A man in Australia has captured rare footage of a group of large dolphins stalking and devouring a lone small shark in waters south of Sydney.
Bruno Kataoka was flying his drone off the coast of Cronulla when he spotted several false killer whales (Pseudorca crassidens) hunting down a shark. It appeared as if the pod was trying to tire out its prospective prey.
Moments later, the lead false killer whales swam directly at the shark and attacked it, snagging it with their powerful jaws and dragging the creature toward the deeper portion of the ocean.
Georgina Wood, a local marine biologist, said Kataoka was able to record a very rare natural event.
Capturing footage of false killer whales in action is quite uncommon since these marine animals are not always seen even though they seem to be plentiful in the high seas.
"We generally see a lot of action from humpbacks here in Sydney, especially during these winter months," Wood pointed out. "They (humpbacks) can get up to around 14 to 15 meters (46 to 49 feet) long, so you can see these are a lot smaller, maybe three to five meters (13 to 16 feet)."
Large numbers of people are expected to flock the coast of Sydney to take part in the annual whale watching season in a couple of weeks.

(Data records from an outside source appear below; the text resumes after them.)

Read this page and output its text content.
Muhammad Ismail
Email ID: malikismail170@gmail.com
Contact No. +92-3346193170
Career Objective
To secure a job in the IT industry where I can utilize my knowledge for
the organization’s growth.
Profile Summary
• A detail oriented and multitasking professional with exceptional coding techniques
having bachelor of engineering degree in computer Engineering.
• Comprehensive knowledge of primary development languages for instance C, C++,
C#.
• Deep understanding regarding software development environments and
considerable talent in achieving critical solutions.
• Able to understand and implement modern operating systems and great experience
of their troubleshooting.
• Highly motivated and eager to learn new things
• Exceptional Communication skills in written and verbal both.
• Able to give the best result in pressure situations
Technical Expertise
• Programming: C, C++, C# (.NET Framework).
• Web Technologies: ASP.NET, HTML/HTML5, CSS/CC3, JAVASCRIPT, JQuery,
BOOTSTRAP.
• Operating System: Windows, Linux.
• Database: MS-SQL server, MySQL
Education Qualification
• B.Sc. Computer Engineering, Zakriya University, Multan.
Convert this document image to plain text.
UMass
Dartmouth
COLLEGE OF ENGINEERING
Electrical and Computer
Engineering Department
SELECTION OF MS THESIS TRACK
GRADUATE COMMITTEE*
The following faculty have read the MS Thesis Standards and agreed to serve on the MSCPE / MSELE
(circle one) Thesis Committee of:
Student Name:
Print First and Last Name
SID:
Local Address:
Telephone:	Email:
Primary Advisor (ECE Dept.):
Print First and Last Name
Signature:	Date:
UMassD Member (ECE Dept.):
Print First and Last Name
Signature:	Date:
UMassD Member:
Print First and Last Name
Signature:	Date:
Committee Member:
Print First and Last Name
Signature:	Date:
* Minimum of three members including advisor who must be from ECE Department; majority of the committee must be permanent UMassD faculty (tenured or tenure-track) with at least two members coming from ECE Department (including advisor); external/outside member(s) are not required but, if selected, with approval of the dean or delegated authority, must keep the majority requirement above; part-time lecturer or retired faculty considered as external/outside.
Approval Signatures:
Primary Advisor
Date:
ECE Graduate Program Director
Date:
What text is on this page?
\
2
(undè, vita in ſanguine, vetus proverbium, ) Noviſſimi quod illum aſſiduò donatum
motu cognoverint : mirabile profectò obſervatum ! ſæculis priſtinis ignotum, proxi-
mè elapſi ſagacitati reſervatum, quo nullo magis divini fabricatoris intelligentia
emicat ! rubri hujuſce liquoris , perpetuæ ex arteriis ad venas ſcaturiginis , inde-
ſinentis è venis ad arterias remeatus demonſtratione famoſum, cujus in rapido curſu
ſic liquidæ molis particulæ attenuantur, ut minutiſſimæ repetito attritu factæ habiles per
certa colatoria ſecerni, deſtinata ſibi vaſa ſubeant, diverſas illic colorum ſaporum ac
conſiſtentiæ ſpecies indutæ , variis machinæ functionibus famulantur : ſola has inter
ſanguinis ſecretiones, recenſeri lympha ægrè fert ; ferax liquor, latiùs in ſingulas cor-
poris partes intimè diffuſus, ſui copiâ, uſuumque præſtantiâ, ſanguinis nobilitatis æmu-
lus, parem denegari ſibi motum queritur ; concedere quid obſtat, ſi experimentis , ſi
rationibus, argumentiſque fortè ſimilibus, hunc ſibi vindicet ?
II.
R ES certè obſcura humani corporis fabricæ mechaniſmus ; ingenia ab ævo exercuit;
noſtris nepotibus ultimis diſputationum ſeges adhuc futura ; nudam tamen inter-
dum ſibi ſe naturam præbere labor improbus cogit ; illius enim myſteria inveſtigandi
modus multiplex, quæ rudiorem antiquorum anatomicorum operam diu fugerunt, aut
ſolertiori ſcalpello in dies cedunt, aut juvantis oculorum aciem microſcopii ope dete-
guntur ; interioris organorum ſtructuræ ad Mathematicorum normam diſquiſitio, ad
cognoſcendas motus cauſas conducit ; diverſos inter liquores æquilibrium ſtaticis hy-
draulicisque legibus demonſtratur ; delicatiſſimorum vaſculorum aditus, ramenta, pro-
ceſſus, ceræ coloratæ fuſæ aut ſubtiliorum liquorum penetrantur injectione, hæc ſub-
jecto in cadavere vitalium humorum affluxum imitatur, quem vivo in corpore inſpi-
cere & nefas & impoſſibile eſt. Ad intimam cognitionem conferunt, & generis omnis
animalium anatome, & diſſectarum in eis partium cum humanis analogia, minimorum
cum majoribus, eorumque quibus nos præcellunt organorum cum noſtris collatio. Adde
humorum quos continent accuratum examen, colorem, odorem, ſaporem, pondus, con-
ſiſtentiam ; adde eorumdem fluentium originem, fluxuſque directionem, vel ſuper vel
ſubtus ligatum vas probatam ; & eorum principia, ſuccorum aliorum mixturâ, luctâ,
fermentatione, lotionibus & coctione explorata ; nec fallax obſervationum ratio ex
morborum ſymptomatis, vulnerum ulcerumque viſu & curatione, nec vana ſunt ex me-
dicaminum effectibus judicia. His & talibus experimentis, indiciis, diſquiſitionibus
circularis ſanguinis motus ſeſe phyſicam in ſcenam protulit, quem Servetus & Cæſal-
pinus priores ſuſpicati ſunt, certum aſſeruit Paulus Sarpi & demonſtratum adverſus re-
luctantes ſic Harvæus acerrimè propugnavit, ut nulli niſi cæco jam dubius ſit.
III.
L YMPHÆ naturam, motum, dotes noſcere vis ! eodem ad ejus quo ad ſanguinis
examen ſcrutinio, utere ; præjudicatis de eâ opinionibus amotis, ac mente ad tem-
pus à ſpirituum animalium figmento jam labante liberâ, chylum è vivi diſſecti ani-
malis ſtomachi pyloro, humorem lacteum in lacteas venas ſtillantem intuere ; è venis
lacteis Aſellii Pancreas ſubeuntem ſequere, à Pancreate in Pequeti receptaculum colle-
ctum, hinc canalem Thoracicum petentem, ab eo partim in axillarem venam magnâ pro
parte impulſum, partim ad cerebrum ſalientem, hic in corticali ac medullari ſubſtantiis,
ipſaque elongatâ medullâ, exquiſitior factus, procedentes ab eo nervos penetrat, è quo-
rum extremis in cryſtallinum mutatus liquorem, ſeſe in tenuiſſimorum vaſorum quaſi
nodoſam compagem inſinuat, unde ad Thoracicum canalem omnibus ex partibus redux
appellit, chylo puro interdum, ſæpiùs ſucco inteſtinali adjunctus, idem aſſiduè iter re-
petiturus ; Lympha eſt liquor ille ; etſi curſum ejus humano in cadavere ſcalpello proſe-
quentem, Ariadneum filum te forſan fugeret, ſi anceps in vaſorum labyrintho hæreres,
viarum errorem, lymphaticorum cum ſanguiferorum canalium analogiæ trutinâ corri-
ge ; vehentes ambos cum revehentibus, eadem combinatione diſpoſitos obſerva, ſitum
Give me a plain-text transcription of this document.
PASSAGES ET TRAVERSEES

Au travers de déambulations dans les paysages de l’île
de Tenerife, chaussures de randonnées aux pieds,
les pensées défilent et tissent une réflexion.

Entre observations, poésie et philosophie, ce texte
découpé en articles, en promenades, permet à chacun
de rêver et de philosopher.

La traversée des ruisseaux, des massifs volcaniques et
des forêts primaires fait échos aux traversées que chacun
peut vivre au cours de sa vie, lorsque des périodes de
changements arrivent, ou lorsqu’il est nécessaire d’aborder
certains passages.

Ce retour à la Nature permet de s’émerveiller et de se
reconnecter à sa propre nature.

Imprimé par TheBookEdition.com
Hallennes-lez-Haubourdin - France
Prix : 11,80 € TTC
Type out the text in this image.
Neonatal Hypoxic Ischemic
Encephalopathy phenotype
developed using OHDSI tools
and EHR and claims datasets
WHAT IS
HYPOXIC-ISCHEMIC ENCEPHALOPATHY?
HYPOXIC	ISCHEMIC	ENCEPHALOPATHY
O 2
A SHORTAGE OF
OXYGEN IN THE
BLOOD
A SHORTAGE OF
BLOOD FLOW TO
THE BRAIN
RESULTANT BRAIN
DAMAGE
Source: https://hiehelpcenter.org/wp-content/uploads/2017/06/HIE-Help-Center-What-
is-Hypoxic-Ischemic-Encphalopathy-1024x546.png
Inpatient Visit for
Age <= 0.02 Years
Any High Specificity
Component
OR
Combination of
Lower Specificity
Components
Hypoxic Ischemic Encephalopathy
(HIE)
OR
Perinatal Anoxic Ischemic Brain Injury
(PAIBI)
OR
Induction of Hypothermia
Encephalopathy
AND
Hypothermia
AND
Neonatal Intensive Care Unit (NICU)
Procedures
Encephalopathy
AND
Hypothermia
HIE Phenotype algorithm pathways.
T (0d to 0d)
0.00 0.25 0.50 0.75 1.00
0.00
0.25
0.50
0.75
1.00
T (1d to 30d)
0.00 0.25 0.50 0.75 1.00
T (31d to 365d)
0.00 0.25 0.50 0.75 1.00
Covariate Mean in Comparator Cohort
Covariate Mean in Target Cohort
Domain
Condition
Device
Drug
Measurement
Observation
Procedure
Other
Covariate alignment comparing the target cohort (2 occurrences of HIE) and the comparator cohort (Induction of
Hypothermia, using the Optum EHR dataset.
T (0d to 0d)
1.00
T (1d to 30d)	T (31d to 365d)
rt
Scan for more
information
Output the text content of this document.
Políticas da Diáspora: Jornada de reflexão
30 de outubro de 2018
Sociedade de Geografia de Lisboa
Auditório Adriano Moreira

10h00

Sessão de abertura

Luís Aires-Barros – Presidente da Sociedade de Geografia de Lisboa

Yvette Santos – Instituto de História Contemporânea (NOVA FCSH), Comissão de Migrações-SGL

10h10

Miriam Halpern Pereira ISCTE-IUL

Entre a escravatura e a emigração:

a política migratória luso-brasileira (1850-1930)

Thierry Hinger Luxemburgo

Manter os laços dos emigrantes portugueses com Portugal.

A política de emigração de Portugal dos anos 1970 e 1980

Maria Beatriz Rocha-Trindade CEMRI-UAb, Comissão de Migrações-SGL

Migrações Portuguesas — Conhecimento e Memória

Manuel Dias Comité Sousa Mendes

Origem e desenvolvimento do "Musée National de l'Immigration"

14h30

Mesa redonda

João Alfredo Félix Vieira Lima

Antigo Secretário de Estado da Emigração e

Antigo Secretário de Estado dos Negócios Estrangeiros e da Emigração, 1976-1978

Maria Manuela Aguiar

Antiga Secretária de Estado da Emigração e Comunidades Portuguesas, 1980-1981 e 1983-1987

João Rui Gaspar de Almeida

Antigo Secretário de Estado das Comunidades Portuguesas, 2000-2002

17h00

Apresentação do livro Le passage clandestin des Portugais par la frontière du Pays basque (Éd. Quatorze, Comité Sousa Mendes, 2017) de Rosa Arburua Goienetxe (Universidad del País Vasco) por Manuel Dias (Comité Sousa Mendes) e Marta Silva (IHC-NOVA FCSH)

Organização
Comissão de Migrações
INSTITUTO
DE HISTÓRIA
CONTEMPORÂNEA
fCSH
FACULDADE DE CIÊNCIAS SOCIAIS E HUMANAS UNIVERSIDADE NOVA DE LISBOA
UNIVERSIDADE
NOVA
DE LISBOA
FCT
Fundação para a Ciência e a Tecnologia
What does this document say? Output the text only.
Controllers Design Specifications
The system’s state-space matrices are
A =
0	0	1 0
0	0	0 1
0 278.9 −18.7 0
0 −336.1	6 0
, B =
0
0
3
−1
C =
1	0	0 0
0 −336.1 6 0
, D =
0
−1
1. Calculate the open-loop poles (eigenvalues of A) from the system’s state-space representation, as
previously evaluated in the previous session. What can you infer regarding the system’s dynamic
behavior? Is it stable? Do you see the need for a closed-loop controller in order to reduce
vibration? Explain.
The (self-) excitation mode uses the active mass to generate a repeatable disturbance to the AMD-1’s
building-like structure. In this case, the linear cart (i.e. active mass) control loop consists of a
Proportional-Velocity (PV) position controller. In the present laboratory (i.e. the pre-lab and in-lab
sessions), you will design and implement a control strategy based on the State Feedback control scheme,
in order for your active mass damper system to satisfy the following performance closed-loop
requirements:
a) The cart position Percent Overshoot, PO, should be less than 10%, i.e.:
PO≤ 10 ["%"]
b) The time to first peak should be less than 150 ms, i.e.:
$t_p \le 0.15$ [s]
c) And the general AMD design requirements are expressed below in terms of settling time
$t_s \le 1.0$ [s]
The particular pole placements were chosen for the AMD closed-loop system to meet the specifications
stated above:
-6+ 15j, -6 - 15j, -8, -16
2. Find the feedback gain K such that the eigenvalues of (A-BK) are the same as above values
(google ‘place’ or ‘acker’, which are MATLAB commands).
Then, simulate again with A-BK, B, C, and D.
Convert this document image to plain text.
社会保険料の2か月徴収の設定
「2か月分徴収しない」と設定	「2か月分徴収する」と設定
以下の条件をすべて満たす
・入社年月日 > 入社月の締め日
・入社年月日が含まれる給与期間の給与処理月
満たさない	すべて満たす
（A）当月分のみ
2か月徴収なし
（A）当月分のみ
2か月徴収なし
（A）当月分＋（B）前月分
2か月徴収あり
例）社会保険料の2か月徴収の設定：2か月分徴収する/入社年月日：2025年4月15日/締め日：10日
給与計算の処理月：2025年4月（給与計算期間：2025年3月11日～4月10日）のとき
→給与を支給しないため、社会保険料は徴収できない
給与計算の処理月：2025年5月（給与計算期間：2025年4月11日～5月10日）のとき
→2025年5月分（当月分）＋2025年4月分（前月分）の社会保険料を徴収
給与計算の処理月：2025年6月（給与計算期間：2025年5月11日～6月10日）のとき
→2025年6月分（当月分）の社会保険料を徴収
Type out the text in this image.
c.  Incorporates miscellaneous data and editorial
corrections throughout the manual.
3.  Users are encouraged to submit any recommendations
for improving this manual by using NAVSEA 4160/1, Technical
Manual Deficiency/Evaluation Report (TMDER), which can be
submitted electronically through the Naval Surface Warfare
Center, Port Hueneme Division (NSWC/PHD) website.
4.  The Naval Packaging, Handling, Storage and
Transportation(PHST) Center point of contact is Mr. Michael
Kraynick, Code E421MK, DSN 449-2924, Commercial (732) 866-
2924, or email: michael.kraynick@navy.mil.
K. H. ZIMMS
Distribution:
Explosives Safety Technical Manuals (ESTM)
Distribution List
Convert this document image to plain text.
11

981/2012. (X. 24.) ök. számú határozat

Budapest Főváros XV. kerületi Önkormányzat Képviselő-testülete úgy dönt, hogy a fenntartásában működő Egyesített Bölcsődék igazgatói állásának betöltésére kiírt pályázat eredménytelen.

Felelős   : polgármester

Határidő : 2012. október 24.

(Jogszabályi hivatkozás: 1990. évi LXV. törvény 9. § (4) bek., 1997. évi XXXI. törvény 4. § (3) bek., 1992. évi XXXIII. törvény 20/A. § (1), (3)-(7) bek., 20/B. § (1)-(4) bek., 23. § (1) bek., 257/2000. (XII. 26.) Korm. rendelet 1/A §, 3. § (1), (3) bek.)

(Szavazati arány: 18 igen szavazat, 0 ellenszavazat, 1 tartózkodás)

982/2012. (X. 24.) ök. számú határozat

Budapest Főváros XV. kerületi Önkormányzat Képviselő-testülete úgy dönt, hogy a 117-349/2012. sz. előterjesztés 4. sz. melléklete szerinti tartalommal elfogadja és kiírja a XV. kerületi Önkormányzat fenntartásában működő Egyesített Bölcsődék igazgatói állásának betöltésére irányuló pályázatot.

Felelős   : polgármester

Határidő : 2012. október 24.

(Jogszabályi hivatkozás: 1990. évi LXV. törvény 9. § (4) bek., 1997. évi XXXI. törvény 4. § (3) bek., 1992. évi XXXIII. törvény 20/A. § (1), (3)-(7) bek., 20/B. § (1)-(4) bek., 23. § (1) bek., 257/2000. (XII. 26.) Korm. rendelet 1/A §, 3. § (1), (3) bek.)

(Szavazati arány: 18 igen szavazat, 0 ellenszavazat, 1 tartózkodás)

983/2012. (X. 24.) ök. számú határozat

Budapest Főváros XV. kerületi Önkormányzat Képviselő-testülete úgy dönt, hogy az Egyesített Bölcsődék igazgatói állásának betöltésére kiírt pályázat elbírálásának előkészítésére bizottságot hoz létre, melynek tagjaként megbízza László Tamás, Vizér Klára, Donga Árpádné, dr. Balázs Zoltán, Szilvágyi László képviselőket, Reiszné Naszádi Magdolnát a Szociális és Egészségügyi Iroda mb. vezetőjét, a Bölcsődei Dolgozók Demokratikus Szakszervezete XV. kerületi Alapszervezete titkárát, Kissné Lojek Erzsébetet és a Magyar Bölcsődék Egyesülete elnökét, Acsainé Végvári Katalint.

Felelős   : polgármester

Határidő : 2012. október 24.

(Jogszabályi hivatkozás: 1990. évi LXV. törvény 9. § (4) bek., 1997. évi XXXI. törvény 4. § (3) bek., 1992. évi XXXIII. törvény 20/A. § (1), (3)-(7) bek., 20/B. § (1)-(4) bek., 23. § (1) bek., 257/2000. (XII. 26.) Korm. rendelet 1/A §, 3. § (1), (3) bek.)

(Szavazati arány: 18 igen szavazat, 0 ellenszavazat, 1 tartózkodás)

Locals estimate that as many as 20,000 humpbacks will visit the region's waters this year.
Those who are interested in seeing the massive marine mammals in the wild can catch a glimpse of them just 2 kilometers (1.2 miles) off the Sydney coast.
There are also tour operators who are considering bringing a few drones with onboard cameras along with them during cruises in the hopes of recording more rare footage of the sea creatures.
In October last year, a filmmaker in Canada was also able to videotape a transient killer whale tossing a seal several feet in the air using only its powerful tail.